While we have seen Negative ESOP Coverage in the media from time to time, we are also starting to see more negative 401(k) coverage, like this 12-minute 60 Minutes segment:
IMHO: Famous Last Words highlighted some of the complex issues discussed in the segment.
If you haven't watched it yet, you should. Forewarned is forearmed, as they say.

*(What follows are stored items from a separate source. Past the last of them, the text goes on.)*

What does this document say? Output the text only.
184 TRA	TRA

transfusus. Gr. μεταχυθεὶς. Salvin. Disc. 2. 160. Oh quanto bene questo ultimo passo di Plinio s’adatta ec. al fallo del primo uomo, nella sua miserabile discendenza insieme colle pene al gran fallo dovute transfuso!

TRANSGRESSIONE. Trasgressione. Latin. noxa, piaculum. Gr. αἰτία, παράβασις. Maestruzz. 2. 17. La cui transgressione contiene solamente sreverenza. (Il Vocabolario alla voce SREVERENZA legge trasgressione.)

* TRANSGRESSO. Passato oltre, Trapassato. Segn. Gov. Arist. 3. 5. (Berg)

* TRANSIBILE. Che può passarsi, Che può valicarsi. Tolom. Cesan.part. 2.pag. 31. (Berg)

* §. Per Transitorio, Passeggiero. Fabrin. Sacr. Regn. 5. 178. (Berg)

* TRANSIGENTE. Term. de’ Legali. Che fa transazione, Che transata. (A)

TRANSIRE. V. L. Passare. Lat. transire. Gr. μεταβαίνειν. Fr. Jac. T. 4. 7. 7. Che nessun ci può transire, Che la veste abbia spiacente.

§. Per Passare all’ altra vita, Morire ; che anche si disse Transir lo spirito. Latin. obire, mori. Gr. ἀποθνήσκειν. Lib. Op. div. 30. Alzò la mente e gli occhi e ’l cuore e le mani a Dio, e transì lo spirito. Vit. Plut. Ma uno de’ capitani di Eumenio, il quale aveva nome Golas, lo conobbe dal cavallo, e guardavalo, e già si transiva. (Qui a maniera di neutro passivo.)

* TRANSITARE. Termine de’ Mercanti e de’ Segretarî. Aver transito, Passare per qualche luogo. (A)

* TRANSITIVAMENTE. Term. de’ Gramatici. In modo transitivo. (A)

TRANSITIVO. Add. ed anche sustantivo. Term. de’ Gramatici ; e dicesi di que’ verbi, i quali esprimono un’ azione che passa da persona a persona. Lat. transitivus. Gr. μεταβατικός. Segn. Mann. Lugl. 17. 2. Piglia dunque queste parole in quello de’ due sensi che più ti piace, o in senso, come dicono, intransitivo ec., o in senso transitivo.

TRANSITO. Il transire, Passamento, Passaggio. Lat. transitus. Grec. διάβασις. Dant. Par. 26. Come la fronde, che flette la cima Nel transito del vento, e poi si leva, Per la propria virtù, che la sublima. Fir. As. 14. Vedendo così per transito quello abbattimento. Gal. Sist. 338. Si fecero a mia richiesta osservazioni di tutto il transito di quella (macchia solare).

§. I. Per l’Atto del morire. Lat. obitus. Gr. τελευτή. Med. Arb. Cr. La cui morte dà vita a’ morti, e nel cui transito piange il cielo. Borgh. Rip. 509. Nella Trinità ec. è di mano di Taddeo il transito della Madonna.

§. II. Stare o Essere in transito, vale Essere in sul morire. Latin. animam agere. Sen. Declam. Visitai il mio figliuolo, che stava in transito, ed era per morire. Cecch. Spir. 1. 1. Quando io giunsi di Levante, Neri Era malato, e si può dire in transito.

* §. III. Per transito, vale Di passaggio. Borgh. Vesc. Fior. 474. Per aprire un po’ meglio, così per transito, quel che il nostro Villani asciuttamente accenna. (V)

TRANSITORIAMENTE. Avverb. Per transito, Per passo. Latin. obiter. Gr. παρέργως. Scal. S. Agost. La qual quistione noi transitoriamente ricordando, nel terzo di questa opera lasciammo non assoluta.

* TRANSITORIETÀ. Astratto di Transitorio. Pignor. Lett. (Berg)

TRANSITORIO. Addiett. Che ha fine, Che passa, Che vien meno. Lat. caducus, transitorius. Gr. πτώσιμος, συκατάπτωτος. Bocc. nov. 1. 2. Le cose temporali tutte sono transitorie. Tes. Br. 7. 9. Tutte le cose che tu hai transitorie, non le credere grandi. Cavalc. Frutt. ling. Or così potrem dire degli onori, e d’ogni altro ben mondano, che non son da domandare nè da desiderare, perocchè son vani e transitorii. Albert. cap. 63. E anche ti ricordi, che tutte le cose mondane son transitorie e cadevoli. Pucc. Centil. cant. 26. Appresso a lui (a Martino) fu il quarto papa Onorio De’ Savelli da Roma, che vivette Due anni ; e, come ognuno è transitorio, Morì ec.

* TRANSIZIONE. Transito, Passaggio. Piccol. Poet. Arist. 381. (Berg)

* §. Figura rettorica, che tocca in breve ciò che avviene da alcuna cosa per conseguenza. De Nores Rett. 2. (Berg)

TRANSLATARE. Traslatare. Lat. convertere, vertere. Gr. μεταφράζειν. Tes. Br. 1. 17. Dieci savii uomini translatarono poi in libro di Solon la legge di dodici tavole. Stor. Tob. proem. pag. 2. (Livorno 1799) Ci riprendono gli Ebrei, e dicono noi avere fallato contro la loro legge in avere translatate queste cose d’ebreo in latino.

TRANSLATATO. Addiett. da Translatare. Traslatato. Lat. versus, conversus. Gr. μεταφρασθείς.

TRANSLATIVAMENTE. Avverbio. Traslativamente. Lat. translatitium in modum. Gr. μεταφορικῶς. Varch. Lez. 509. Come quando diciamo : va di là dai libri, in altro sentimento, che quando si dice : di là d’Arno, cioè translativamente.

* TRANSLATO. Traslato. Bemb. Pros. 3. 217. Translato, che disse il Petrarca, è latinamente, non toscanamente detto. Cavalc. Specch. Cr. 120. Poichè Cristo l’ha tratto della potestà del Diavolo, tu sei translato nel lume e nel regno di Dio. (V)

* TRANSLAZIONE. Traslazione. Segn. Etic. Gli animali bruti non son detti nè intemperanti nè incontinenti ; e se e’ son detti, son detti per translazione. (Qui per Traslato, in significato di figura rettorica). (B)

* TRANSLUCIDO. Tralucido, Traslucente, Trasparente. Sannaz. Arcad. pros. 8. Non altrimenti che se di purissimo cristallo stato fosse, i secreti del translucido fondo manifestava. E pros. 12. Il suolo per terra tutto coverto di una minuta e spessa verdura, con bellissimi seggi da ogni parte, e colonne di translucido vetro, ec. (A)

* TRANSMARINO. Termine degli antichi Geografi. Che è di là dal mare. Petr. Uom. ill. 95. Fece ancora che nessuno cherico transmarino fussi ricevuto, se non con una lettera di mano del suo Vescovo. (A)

No, it wasn't very long (less than 15 minutes), but it was certainly enough to fuel the fires of those who are anxious to put the 401(k) out of our misery. Short as it was, you could basically cleave the segment into two propositions: that retirement savings shouldn't be invested in stocks (or least not so much in stocks), and that fees—and hidden fees at that—are at least as much to blame for the decline in balances as the markets. Oh, and the real culprits—the ones that created the 401(k) and convinced employers to shed their commitment to pensions—are the same ones that have been fleecing all of us for decades. Well, at least we know who to sue.
The realities are, of course, more complicated than you'll get in a 12-minute TV segment— particularly one that spends most of that time hanging out in a job fair with a long line of the unemployed who, for reasons I have yet to discern, showed up at that job fair with their 401(k) statements in hand.
Investment advice regulations have been in the works since The Pension Protection Act of 2006 (PPA) (August 17, 2006). DOL Field Assistance Bulletin 2007-01 (February 2, 2007) and DOL Proposed Regulation – Investment Advice – Participants and Beneficiaries (August 22, 2008) provided guidance until DOL Final Regulation – Investment Advice – Participants and Beneficiaries was finalized in January. The final regulations were subsequently put on hold by the new Obama Administration as part of a Memorandum Concerning Regulatory Review. The DOL granted a 60-day extension to the effective date of the final rules, moving the effective date from March 23, 2009 to May 22, 2009.
The Benefits Blog discusses how Congressman George Miller (House Education and Labor Committee Chairman), who was interviewed in the 60 Minutes segment and has commented on the final regulations, believes the 401(k) system has failed and needs replacing.